On Tuesday, Bianca Spender presented her 15th anniversary show at Australian fashion week in Sydney where models walked on a cream carpet beneath an enormous oval-shaped light installation. Earlier that day at Aje’s presentation, guests sat on a 195m-long bench made from accordion-pleated paper.
Historically, the luxe backdrops and props for fashion week shows would be discarded after a single use. But for Spender and Aje, these set pieces will be repurposed and reused. Spender’s lighting will be reinstalled in the brand’s design space. Aje’s bench will be used for in-store visual merchandising and future events. These were two of numerous small changes and gestures at Australian fashion week – which wrapped on Friday – that indicate a shift in designers’ understanding about the environmental impact of runway shows.
Although there are questions about the necessity of fashion weeks in the face of the climate crisis, these gestures are indicative of the work Australian fashion week has been doing to address its impact since launching a sustainability roadmap in 2019.
“We’ve made some really robust progress in that five-year period,” says Natalie Xenita of global entertainment conglomerate IMG, which has staged Australian fashion week since 2005. “We’re trying to make our footprint as environmentally friendly as possible.”
Like most good intentions, a gap remains between realisation and reality. Although most fashion week shows are staged at the Carriageworks in Eveleigh, or off-site at one of Sydney’s geographically beautiful locations (thus saving resources on building sets), the Australian fashion week sustainability roadmap is largely discretionary.
Xenita says that although organisers work closely with designers to prioritise post-show use of runway sets, “ultimately that is up to each designer”.
Instead, the event’s focus is on small-picture sustainability measures like eliminating single-use plastics, food waste management and energy-efficient screens and lighting. The total footprint of the event, including the emissions from the electricity used at Carriageworks, plus travel and transport, has not been calculated.
Globally, fashion weeks have been criticised as ‘inherently wasteful’ for the resources invested in building sets or making garments for a single show; the catering, printed invitations and gift bags; the greenhouse gas emissions associated with international or interstate travel; and the consumption promoted by trend-focused collections.
A 2020 study from fashion-tech company Ordre.com and the Carbon Trust found the carbon footprint associated with travel to the four big fashion weeks – New York, London, Milan and Paris – amounted to 241,000 tonnes of carbon every year.
“Fashion weeks are important business ... No one says: ‘we’ll just stop holding the Australian Open for climate reasons’.”
Despite this, Clare Press, the presenter of The Wardrobe Crisis podcast, is adamant the solution is not to scrap fashion weeks altogether. “Fashion weeks are important business. While [they] cop plenty of criticism for excess, is it really any different from a food, or sporting event?,” she says. “No one says: we’ll just stop holding the Australian Open for climate reasons.”

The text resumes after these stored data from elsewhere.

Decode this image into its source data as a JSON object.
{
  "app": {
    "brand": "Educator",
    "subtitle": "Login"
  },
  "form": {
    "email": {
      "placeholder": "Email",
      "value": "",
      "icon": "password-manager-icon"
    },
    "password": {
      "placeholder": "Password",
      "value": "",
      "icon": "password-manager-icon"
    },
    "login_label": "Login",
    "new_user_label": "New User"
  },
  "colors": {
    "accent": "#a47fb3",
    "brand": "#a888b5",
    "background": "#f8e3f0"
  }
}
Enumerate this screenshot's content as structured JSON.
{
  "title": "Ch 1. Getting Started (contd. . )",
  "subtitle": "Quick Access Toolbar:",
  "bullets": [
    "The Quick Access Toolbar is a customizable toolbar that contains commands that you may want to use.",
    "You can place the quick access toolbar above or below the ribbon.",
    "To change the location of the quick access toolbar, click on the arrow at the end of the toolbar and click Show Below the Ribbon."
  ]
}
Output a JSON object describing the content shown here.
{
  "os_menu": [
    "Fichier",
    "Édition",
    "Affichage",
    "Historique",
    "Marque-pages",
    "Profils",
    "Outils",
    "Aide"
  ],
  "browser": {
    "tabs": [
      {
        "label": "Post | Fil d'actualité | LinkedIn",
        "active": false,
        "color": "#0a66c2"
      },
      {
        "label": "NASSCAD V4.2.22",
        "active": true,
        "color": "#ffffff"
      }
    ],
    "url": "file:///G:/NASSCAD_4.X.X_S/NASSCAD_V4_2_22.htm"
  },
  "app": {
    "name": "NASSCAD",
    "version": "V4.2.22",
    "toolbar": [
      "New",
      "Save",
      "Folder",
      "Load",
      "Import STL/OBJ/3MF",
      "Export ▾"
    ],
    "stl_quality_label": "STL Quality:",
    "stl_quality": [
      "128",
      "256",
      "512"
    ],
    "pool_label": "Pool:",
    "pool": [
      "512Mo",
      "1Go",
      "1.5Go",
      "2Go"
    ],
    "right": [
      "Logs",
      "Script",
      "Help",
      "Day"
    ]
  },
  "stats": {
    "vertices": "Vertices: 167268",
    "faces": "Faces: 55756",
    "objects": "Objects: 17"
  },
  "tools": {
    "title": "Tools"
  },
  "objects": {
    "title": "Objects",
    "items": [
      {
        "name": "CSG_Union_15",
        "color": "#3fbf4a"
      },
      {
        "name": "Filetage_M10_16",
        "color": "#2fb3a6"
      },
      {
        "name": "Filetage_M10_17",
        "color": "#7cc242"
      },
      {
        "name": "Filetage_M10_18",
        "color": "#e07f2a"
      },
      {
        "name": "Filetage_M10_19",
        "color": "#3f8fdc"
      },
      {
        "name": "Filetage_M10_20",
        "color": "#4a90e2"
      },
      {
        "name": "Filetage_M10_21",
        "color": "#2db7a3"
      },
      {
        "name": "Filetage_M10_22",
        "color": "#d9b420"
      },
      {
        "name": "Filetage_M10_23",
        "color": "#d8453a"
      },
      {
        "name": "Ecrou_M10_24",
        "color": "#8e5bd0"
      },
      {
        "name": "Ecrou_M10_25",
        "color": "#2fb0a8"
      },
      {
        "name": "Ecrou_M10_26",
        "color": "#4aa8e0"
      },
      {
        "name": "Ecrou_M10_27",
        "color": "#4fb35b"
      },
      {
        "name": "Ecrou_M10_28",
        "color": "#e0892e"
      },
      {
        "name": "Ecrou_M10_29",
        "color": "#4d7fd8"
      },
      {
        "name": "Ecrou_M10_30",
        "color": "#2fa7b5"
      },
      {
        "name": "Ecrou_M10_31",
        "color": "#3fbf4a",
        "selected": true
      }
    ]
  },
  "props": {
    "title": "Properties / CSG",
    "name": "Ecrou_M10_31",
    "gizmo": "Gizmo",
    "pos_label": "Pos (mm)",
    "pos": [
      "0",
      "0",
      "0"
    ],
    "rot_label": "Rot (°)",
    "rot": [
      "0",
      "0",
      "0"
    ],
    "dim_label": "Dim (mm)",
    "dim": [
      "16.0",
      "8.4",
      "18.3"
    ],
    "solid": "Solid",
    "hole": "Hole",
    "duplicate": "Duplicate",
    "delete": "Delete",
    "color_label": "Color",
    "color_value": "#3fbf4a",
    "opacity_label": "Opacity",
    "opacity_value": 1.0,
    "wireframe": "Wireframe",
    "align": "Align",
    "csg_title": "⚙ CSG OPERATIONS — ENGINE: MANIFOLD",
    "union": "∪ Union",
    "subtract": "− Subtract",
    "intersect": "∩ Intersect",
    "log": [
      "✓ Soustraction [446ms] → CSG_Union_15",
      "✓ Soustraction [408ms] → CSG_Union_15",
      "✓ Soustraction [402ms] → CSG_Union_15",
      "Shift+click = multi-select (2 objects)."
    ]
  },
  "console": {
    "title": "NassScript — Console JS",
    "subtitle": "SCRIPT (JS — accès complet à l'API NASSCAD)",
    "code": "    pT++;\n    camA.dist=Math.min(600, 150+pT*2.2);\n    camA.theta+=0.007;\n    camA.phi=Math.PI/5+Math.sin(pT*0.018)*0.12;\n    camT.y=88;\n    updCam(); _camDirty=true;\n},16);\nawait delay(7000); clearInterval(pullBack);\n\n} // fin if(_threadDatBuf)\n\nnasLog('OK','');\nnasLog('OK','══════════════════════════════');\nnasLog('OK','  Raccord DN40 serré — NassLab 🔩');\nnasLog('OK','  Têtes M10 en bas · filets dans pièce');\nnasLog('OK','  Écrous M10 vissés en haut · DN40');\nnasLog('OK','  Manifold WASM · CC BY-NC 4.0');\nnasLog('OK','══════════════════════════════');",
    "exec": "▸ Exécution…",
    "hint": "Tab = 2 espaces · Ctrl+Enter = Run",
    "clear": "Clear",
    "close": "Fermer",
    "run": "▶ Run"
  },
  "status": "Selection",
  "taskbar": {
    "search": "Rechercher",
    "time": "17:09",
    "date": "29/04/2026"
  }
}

Locally, Australian fashion week is following in the footsteps of a global movement to make fashion weeks and the wider industry more sustainable. Earlier this year, Copenhagen fashion week set the benchmark – in order to show on the schedule, brands had to meet 18 ‘sustainability requirements’, including that 50% of every collection be made from ‘smart materials’ (such as deadstock, or upcycled materials), no single-use plastic or packaging, zero-waste set design as well as carbon inset and offsets.
“Today Copenhagen fashion week is the boldest actor,” says Press, who sits on its advisory board – although it’s not easy to meet the Copenhagen standards, so some brands fail to make the cut. “I’d love to see events in Sydney and Melbourne adopt something similar.”
Despite the elective nature of AFW’s sustainability roadmap, several designers have begun to adopt more conscious approaches to their runway shows.
In his collaboration with Akira Isogawa, Iordanes Spyridon Gogos remodelled remnant fabric to create unique patterns with a fabric treatment called compressing. Using the technique, Gogos upcycled more than 1000 kgs of fabric to create one-off garments and elements of the set.
The event – and the industry – is inextricably linked to trends and seasons; and in Australia, about 260,000 tonnes of clothing reaches landfill each year. But New Zealand designer Maggie Hewitt, founder of Maggie Marilyn, wants to see a more long-term approach beyond the runway.
“It was important to me that I styled pieces from our [core line] with the fashion week collection,” she says. “We’re not trying to tell our customer that they need to buy a whole new wardrobe every season, but rather it’s actually showing them on the runway how we style new pieces back with existing ones.”
The founder of Ngali, Denni Francisco, who staged the first solo Indigenous runway show during the week, approached the styling of her collection in a similar way. “Being able to style a shirt from six months ago with something new is pretty exciting,” she says. “We just don’t need that many clothes.”